Спор о различии законов двух языков вспыхнул с новой силой в 1952 году после выхода «Евгения Онегина» в переводе Тувима. Интерпретацию Тувима раскритиковал автор конкурирующего перевода Адам Важик. Как известно, польский — язык с постоянным ударением на предпоследний слог, в то время как в русском ударение подвижное, с предрасположенностью к ямбическим стопам. Чтобы подражать пушкинскому ямбу, нужно использовать для рифм односложные польские слова. Тувим справился с этой задачей, но результат получился несколько монотонным. Важик в значительной степени отказался от этого метода рифмовки, и его перевод легче дышит, лучше согласуется с духом польского языка. Несоответствие двух языков хорошо прослеживается на примере отношения русских к польской поэзии. Чаще всего им нравятся стихи, сильно модулированные ритмом и рифмой, то есть напоминающие их собственную поэзию.
Польский язык избавляется от корсета метрического стиха и рифм без какого-либо серьезного для себя ущерба. Как это будет выглядеть в русском — неизвестно. Иосиф Бродский так и остался метрическим поэтом.
До 1914 года Россия участвовала в общеевропейской цивилизации активнее, чем пришедшая в упадок после разделов Польша. А русская интеллигенция была, в сущности, космополитической. Отсюда заимствования в польской культуре через столицы держав-захватчиц: Пшибышевский из Берлина, Ярослав Ивашкевич из Киева — хотя, по сути дела, благодаря новшествам в русской поэзии, из Петербурга. В межвоенное двадцатилетие коллеги Ивашкевича из «Скамандра» кажутся по сравнению с ним провинциалами.
Поколению моих родителей Россия представлялась простором — не случайно свою первую работу в качестве инженера отец получил в Сибири. Необходимость возвращаться оттуда после революции на берега Вислы многие воспринимали так, будто их запирали в клетку, и мне известно несколько знаменательных случаев тяжелой адаптации к мелочности, интригам, наветам и войне всех со всеми. Блиставший в Петербургском университете Леон Петражицкий, на чьи лекции валили толпы, в Польше покончил жизнь самоубийством. Та же участь постигла и Александра Ледницкого[415].
Должен прибавить, что в 1945 году из-за русского языка меня чуть не расстреляли: «Откуда ты знаешь русский? Шпион!»
С
«Это всего лишь самовнушение», — говорит дядя Ипполит племяннику, когда тот признается ему, что страдает от несчастной любви.
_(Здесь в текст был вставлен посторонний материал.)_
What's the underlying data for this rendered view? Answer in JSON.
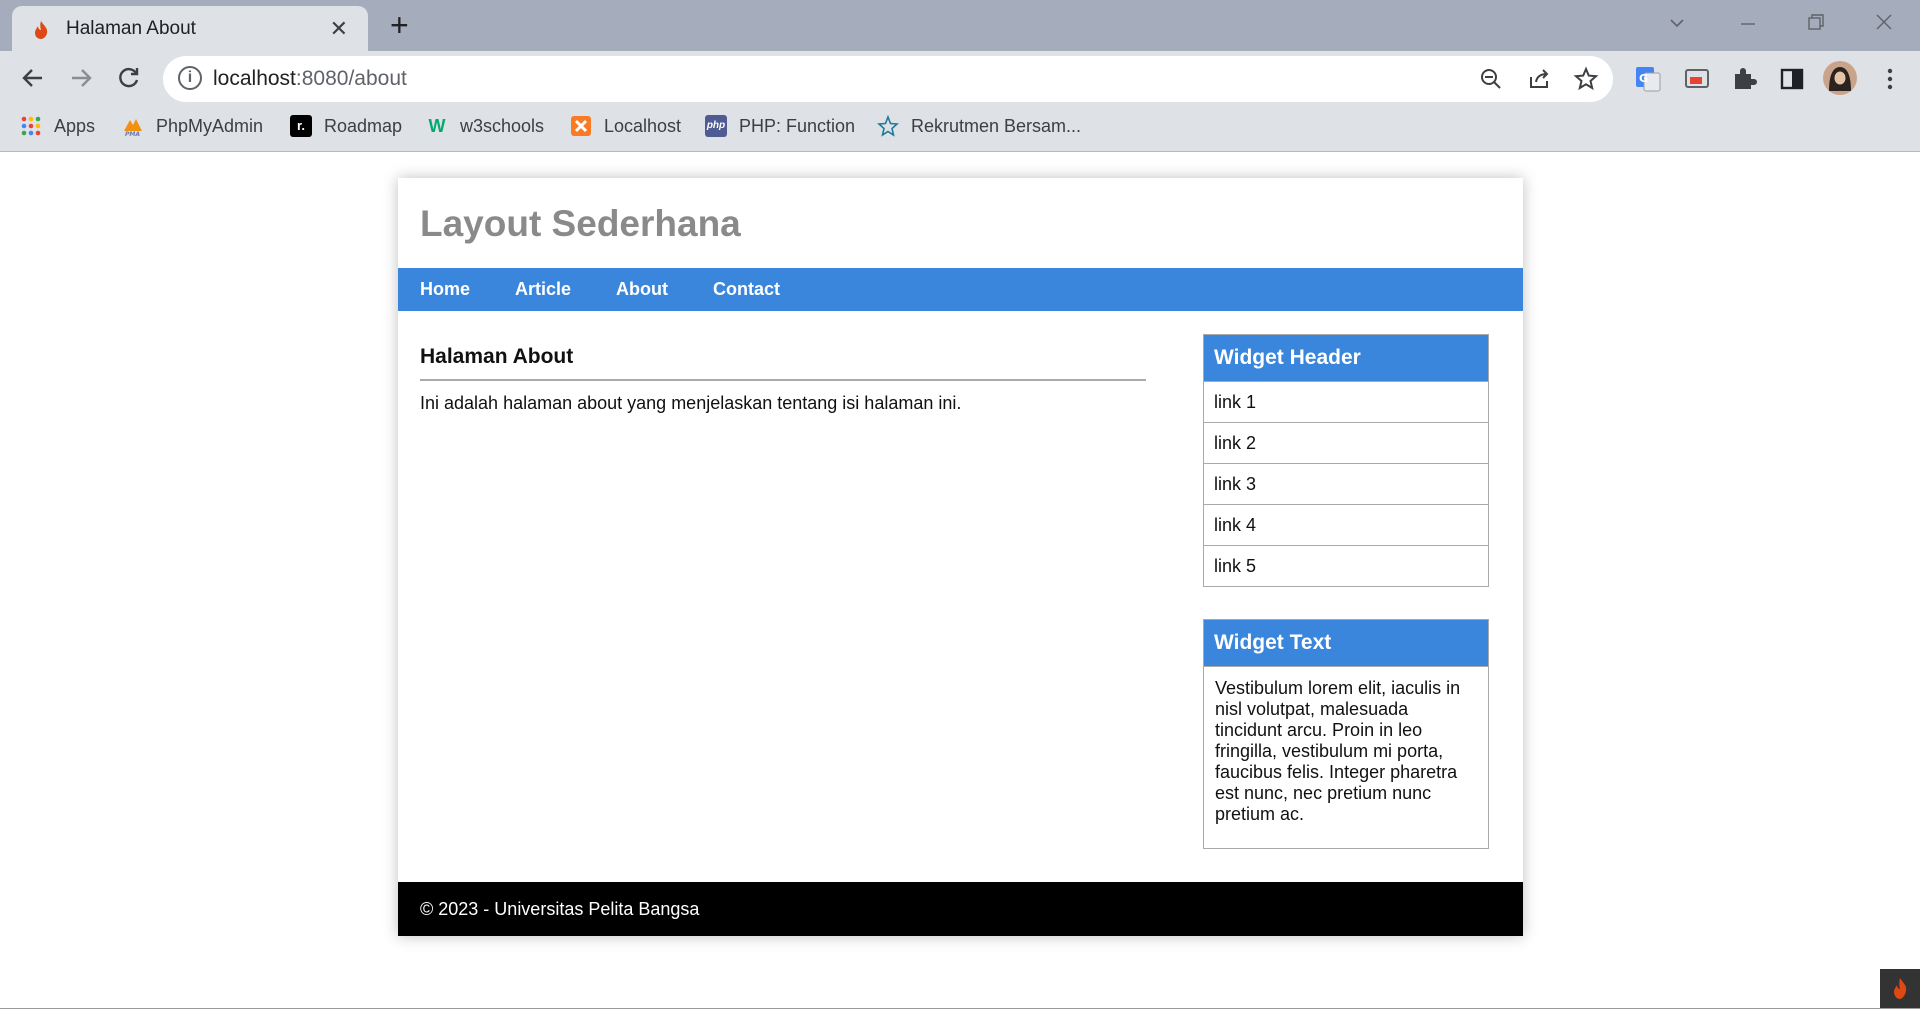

Самовнушение — суть любви и у Стендаля, который сравнивает влюбленность с образованием кристалликов соли в насыщенном растворе: они покрывают нитку, а нитка эта, как правило, — недоступность данной женщины из-за сословных различий, брака, богатства, et cetera. Особенно характерно это для романтической любви — смотри «Страдания юного Вертера». Может быть, и пан Норвид на самом деле лишь внушал себе любовь к неприступной пани Калергис[416]?
Однако привязывать такие вспышки чувств к эпохе романтизма было бы слишком опрометчиво. Похоже, наша способность к самовнушению неограниченна. Мы убеждаем самих себя и позволяем убеждать себя другим. В нашей внутренней кухне есть столько способов приготовления пищи, что мы не можем до конца разобраться и различить, что подлинно, а что нет. Может быть, подлинное — это личное? Куда там! Самое личное тоже может быть вымышленным, и мы позволяем себе увлекаться, смиряясь с иллюзорностью приманки.
писал Уильям Батлер Йейтс.
А внушение себе, что мы верим в знамя, идеологию, вождя? Потом люди сетуют, что это он, тиран, виновен в ужасающих массовых убийствах, но при этом забывают, что они сами сделали его предметом слепой веры и что без этой веры он ничего бы не смог. Единственная линия защиты — сказать: да, мы позволили внушить себе, что он избавитель, ниспосланный нам судьбой. И действительно, граница между убеждением себя и внутренним согласием с мнением других, то есть с пропагандой, зыбкая.